The presence of Mary in the Catholic Church was another reason that enamored me with the Catholic faith. Unfortunately, in Protestant churches, Mary has been chosen to be ignored, either out of fear that praising her goes against the Scriptures (Spoiler alert, the Bible is not against it, see Proverbs 31:31). This hostility towards our Mother Mary comes from a misinterpretation of the veneration of her person, who is actually the living vessel and bridge through which the Word became flesh. I don’t want to be an orphan, so I welcome Mary into my home, who was given to us by Jesus Himself on the cross, in John 19:25-27.

But, Jesus is in our hearts, not just in churches.

I don’t believe that Jesus is just about “relationship” and not religion. I believe that Jesus established a Church with a defined hierarchy and an apostolic authority that has maintained tradition for over two thousand years.

I am happy to be Catholic. I have never been happier. My mission in life is to defend the Catholic faith until the end of my days. Whoever wants to hear, let them listen. I don’t seek to impose a belief, but rather to give reasons for my faith, which is supported by philosophy, biblical historicity, and eschatological reasoning that provides answers to important questions such as the purpose of life and the destiny of souls.

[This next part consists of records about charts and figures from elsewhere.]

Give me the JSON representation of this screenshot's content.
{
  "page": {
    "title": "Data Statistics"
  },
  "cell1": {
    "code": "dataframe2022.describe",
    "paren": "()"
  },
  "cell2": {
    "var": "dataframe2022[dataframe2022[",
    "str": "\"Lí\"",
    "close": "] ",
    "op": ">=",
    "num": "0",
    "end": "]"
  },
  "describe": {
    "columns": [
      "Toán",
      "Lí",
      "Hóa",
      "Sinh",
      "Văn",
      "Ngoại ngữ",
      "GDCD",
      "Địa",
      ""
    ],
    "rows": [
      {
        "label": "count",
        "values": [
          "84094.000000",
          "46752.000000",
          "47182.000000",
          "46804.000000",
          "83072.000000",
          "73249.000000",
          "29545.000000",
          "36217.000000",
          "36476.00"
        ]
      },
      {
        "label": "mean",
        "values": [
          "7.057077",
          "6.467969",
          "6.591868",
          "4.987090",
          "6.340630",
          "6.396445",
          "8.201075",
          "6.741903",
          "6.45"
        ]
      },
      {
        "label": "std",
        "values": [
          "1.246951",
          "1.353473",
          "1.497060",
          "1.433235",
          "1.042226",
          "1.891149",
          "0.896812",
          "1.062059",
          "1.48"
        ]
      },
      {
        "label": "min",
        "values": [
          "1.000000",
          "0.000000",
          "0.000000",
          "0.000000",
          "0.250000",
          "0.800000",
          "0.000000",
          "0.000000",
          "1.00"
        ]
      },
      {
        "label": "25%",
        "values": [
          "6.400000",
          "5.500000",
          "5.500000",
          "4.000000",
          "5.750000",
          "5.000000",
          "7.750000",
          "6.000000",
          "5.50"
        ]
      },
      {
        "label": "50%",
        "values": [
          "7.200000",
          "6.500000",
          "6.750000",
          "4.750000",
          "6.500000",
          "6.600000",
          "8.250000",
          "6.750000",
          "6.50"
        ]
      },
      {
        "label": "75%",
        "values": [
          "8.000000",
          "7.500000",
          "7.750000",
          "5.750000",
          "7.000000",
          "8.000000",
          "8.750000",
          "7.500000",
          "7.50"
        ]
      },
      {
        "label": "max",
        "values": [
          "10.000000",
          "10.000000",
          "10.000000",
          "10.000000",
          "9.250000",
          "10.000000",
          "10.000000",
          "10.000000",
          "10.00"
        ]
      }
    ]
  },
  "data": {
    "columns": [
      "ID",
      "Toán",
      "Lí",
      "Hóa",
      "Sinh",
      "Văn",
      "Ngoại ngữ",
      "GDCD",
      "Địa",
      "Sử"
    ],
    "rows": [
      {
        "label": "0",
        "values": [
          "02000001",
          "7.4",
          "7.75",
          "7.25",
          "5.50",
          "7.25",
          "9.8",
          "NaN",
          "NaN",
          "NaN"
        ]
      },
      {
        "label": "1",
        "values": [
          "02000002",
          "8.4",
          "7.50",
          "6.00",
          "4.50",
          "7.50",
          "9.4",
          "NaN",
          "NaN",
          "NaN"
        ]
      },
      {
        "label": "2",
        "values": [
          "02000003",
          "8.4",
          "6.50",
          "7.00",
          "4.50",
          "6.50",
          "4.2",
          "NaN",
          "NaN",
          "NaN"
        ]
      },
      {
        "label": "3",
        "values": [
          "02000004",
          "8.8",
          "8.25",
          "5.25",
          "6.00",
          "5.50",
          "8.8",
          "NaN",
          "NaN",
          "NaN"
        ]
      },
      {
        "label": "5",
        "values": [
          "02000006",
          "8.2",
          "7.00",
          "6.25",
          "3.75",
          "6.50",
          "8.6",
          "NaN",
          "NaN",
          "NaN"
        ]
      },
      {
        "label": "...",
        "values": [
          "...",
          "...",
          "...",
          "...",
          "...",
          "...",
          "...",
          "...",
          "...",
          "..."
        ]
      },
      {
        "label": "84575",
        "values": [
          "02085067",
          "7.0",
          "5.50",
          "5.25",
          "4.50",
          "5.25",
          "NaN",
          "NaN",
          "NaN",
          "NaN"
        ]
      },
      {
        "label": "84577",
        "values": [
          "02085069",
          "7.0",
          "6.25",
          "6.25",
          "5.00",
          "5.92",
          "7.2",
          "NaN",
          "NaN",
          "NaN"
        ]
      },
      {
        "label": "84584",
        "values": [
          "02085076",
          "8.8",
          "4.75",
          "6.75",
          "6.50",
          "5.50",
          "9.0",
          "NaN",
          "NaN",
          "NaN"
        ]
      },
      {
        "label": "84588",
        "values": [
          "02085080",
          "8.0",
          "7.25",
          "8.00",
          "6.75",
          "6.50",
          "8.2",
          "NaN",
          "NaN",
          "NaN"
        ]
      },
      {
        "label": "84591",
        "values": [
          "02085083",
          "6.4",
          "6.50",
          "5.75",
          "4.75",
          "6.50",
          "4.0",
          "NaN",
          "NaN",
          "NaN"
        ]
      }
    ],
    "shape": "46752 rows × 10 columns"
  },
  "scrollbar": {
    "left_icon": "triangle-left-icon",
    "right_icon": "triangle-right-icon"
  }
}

Thanks to the mercy of Jesus who forgave me, it is by His grace that I am here today, transformed into a soldier for His cause, to spread the truth and His message of peace.

May the peace of our Lord Jesus Christ fill your homes. And if you have a lost family member in atheism and the New Age, know this: there is hope. It was thanks to the countless hours my mother spent before the Blessed Sacrament that I am here today, praising the Lord and making these videos. Ask the Lord for those graces. As my mother used to say, Jesus is the friend who never fails.